Concerns are growing for a handful of New Zealanders still unaccounted for in Nepal, Foreign Affairs Minister Murray McCully says.
More than 5000 people are confirmed dead after Saturday's devastating 7.8 magnitude earthquake but Nepal's government says the death toll could reach 10,000.
Mr McCully told Morning Report that 250 New Zealanders in Nepal had made contact to say they were safe.
"There's a handful of New Zealanders still unaccounted for. There are no reasons to have specific concerns for any of them," he said.
"These are people who were outside of the main centre on treks and so on but communications would be difficult but obviously, as time passes by, we are getting more concerned."
He said the Ministry of Foreign Affairs and Trade (MFAT) was advising people to leave Nepal on commercial flights but would review that to see whether New Zealand should join Australia in helping its citizens get out.
One group of Christchurch schoolgirls and teachers are hoping to fly out from Kathmandu this evening.
The 25 students and four teachers from St Margaret's College are in the country as part of the World Challenge programme, which runs expeditions for students.
They came through the earthquake unscathed and have been camping just outside Kathmandu and helping local people in outlying villages.
The school's principal, Gillian Simpson, said it was looking likely the group would fly out today.
"They believe because they are a group of schoolchildren that they will try and get a priority through to get them out as a group on the flight that they were scheduled on - but again, changing landscape," she said.
"We have to be prepared for any changes, and they certainly got food and water and shelter."
Ms Simpson said if their flight went ahead they would arrive in Christchurch at 8pm tomorrow night.
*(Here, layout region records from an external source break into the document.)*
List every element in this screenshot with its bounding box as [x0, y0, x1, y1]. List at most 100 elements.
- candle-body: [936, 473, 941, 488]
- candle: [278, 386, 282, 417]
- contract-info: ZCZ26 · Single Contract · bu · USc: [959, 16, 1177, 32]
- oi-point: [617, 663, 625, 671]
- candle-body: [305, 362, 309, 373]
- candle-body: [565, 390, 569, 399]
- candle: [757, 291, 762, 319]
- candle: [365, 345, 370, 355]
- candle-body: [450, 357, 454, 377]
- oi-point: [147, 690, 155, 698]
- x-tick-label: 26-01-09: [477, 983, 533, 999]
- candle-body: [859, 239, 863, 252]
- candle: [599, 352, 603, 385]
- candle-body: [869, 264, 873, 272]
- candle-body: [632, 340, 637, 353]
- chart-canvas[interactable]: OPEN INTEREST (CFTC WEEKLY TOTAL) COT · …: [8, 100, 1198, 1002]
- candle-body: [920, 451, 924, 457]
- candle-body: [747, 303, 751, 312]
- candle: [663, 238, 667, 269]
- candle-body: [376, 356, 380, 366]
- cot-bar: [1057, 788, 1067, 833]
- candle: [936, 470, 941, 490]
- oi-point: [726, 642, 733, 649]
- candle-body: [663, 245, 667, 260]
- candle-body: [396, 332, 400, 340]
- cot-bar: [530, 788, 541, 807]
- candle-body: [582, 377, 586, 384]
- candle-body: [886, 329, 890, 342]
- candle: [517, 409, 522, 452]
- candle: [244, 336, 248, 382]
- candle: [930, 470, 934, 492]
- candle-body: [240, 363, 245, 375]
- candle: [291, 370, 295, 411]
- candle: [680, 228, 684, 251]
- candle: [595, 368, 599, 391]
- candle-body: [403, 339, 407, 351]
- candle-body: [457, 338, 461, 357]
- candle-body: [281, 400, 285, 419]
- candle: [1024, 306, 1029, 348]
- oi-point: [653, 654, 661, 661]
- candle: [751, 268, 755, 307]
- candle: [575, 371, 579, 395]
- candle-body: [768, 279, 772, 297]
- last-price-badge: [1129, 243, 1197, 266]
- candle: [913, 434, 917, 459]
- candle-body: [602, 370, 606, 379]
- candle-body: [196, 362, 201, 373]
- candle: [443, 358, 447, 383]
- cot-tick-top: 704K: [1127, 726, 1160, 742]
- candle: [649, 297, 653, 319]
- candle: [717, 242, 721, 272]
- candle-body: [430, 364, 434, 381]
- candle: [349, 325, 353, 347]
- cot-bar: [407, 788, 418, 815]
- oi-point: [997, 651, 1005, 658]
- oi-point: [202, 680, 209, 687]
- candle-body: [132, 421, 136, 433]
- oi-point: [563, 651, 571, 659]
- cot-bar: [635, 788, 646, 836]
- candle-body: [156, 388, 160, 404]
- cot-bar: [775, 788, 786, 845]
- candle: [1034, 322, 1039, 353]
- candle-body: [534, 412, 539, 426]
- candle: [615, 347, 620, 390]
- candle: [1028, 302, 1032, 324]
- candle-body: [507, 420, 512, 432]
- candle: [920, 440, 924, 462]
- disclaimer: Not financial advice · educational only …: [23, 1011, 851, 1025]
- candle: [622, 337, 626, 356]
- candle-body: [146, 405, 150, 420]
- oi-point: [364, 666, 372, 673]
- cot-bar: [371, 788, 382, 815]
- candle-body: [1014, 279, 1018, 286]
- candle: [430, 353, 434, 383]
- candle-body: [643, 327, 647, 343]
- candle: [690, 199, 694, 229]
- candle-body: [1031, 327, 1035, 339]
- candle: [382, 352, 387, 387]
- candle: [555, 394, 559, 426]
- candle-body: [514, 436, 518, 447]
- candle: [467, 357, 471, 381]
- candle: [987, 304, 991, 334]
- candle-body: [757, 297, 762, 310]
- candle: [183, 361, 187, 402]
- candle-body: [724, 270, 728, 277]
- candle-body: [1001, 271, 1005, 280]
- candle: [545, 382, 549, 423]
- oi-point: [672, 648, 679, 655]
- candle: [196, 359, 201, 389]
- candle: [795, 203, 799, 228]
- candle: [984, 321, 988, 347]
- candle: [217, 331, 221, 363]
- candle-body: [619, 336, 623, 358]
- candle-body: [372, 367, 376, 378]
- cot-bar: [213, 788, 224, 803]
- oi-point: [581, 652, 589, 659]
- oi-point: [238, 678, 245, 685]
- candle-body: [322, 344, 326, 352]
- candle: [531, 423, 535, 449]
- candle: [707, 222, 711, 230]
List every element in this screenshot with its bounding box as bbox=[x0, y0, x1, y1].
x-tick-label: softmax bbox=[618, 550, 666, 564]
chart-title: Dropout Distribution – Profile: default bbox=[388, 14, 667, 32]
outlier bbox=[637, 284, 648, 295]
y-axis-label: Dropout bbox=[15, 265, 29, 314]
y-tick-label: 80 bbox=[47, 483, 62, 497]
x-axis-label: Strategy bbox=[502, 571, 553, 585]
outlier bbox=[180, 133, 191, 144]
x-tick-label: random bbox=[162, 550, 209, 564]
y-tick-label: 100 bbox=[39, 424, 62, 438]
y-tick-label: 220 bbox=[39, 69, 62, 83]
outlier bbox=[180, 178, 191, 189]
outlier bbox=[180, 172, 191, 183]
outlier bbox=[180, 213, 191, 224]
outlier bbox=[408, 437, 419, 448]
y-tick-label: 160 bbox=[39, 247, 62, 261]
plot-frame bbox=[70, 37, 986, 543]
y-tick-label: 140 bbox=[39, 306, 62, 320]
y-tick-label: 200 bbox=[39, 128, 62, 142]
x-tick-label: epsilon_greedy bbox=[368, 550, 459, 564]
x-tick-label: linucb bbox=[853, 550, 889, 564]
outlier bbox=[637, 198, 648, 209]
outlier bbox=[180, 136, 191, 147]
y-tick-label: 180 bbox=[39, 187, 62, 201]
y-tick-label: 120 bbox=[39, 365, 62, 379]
Meanwhile, the man who led the Student Volunteer Army after the first Christchurch earthquake in 2010 is heading to Kathmandu to help.
Canterbury University student Sam Johnson, who will help train youth leaders how to mobilise volunteers for disaster response, said he hoped he could establish a student volunteer army in Nepal to help aid agencies.
Mr Johnson said he could not predict what he would arrive to but he was willing to do what he could for the week he was there.
Nepal on war footing - Prime Minister
The UN is estimating eight million people have been affected by the earthquake - more than a quarter of Nepal's population.
Nepalese Prime Minister Sushil Koirala said the death toll - currently 5000 - could reach 10,000 once information came in from far-flung villages and towns.
Mr Koirala said his country was on a war footing as it struggled to cope with the aftermath.
He said the government was doing all it could but was overwhelmed by the magnitude of the disaster.
The National Emergency Operation Centre said another 10,000 people were injured, and more than 450,000 were effectively homeless.
All of the climbers who were stranded at camps high up Mount Everest by the earthquake and avalanches have now been taken by helicopter to safety.
About 350 foreign climbers, and double the number of local Sherpa guides, were on the mountain when the disaster struck.
However, a fresh avalanche has left up to 250 more people missing.
The avalanche hit a village in Nepal's Rasuwa district, a popular trekking area to the north of Kathmandu, and the district governor said foreign tourists could be among the missing.